After the lifetime ban of Geert Leinders for life in 2015, the Team Sky medical organization went through a tremendous amount of upheaval and overhaul. A number of doctors were considered to be brought on board, but the team eventually went back to a Mr. Thomas Dekker – up until he began to cooperate with investigators and outlined to them just how widespread doping was on the Dutch cycling team.
A previous member of the staff between 2010 and 2012, Dekker worked hand-in-hand with members of the USADA, the AAA, and the International Cycling Union to provide in-depth information about all of the performance-enhancing drug abuse, administration of banned substances, and medical abuse for conditions that simply didn’t exist – all designed to make the team more competitive.
All of the inside information provided by this doctor was corroborated by the USADA investigation that resulted in Geert Leinders being banned completely from the sport forever, which leads a lot of credence to the information being provided.

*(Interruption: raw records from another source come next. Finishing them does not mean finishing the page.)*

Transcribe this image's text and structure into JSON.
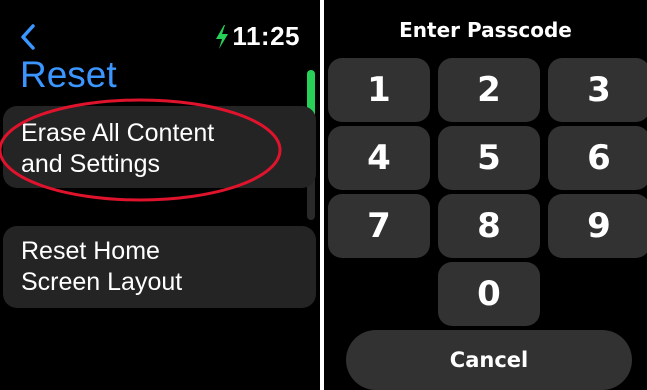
{
  "left_screen": {
    "back_icon": "chevron-left-icon",
    "charging_icon": "lightning-bolt-icon",
    "time": "11:25",
    "title": "Reset",
    "menu_items": [
      {
        "line1": "Erase All Content",
        "line2": "and Settings"
      },
      {
        "line1": "Reset Home",
        "line2": "Screen Layout"
      }
    ],
    "highlight_color": "#e0132d"
  },
  "right_screen": {
    "title": "Enter Passcode",
    "keys": [
      "1",
      "2",
      "3",
      "4",
      "5",
      "6",
      "7",
      "8",
      "9",
      "0"
    ],
    "cancel_label": "Cancel"
  },
  "colors": {
    "accent_blue": "#3b97ff",
    "charging_green": "#27d158",
    "key_background": "#323232",
    "menu_background": "#242424"
  }
}
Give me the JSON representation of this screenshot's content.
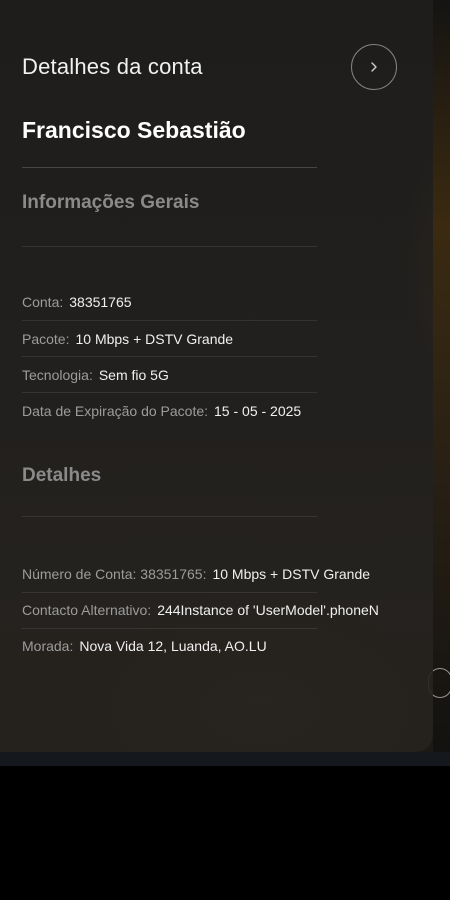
{
  "drawer": {
    "title": "Detalhes da conta",
    "user_name": "Francisco Sebastião"
  },
  "general": {
    "title": "Informações Gerais",
    "rows": [
      {
        "label": "Conta:",
        "value": "38351765"
      },
      {
        "label": "Pacote:",
        "value": "10 Mbps + DSTV Grande"
      },
      {
        "label": "Tecnologia:",
        "value": "Sem fio 5G"
      },
      {
        "label": "Data de Expiração do Pacote:",
        "value": "15 - 05 - 2025"
      }
    ]
  },
  "details": {
    "title": "Detalhes",
    "rows": [
      {
        "label": "Número de Conta: 38351765:",
        "value": "10 Mbps + DSTV Grande"
      },
      {
        "label": "Contacto Alternativo:",
        "value": "244Instance of 'UserModel'.phoneN"
      },
      {
        "label": "Morada:",
        "value": "Nova Vida 12, Luanda, AO.LU"
      }
    ]
  },
  "icons": {
    "close": "chevron-right-icon"
  },
  "colors": {
    "text_primary": "#f0f0f0",
    "text_label": "#9c9c9c",
    "section_title": "#8a8a8a",
    "drawer_bg": "#1f1e1c"
  }
}
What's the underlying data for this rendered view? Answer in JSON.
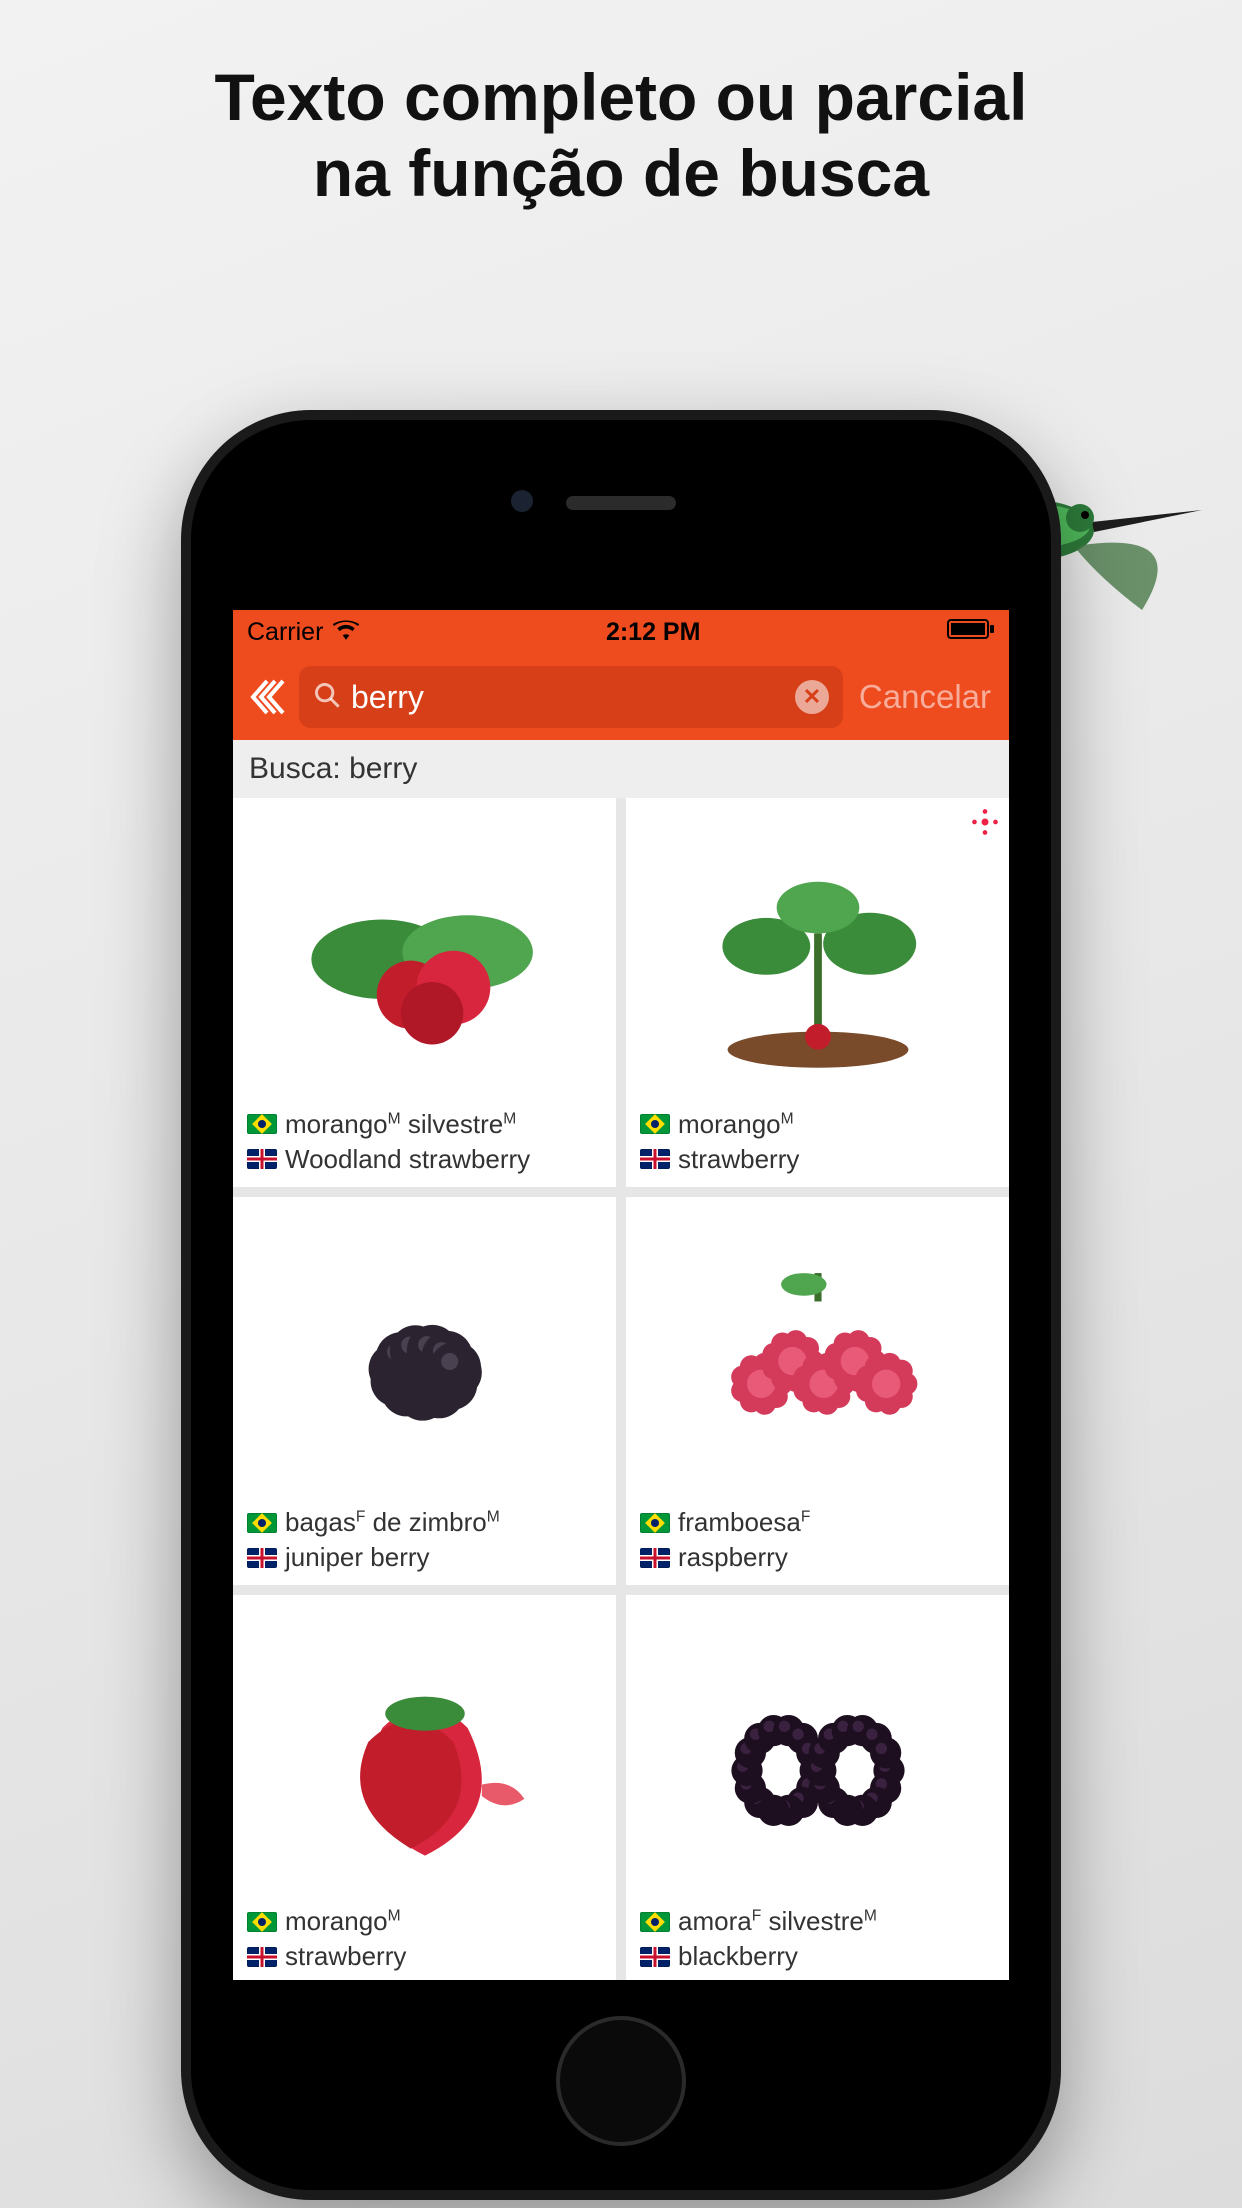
{
  "promo": {
    "line1": "Texto completo ou parcial",
    "line2": "na função de busca"
  },
  "statusbar": {
    "carrier": "Carrier",
    "time": "2:12 PM"
  },
  "navbar": {
    "search_value": "berry",
    "cancel_label": "Cancelar"
  },
  "results": {
    "header_prefix": "Busca:",
    "header_query": "berry",
    "items": [
      {
        "br_html": "morango<sup>M</sup> silvestre<sup>M</sup>",
        "en": "Woodland strawberry",
        "thumb": "wild-strawberry",
        "badge": false
      },
      {
        "br_html": "morango<sup>M</sup>",
        "en": "strawberry",
        "thumb": "strawberry-plant",
        "badge": true
      },
      {
        "br_html": "bagas<sup>F</sup> de zimbro<sup>M</sup>",
        "en": "juniper berry",
        "thumb": "juniper",
        "badge": false
      },
      {
        "br_html": "framboesa<sup>F</sup>",
        "en": "raspberry",
        "thumb": "raspberry",
        "badge": false
      },
      {
        "br_html": "morango<sup>M</sup>",
        "en": "strawberry",
        "thumb": "strawberry",
        "badge": false
      },
      {
        "br_html": "amora<sup>F</sup> silvestre<sup>M</sup>",
        "en": "blackberry",
        "thumb": "blackberry",
        "badge": false
      }
    ]
  }
}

It’ll be interesting to see how Team Sky is impacted after this information is corroborated or disputed, and it’s unknown just how many more scandals involving performance-enhancing drugs the sport of cycling can handle before the money really starts to dissipate and disappear.
It’s turning out that the Lance Armstrong scam was only the tip of the iceberg and it’s unknowable as of yet how far these kinds of performance-enhancing drug abuses really go.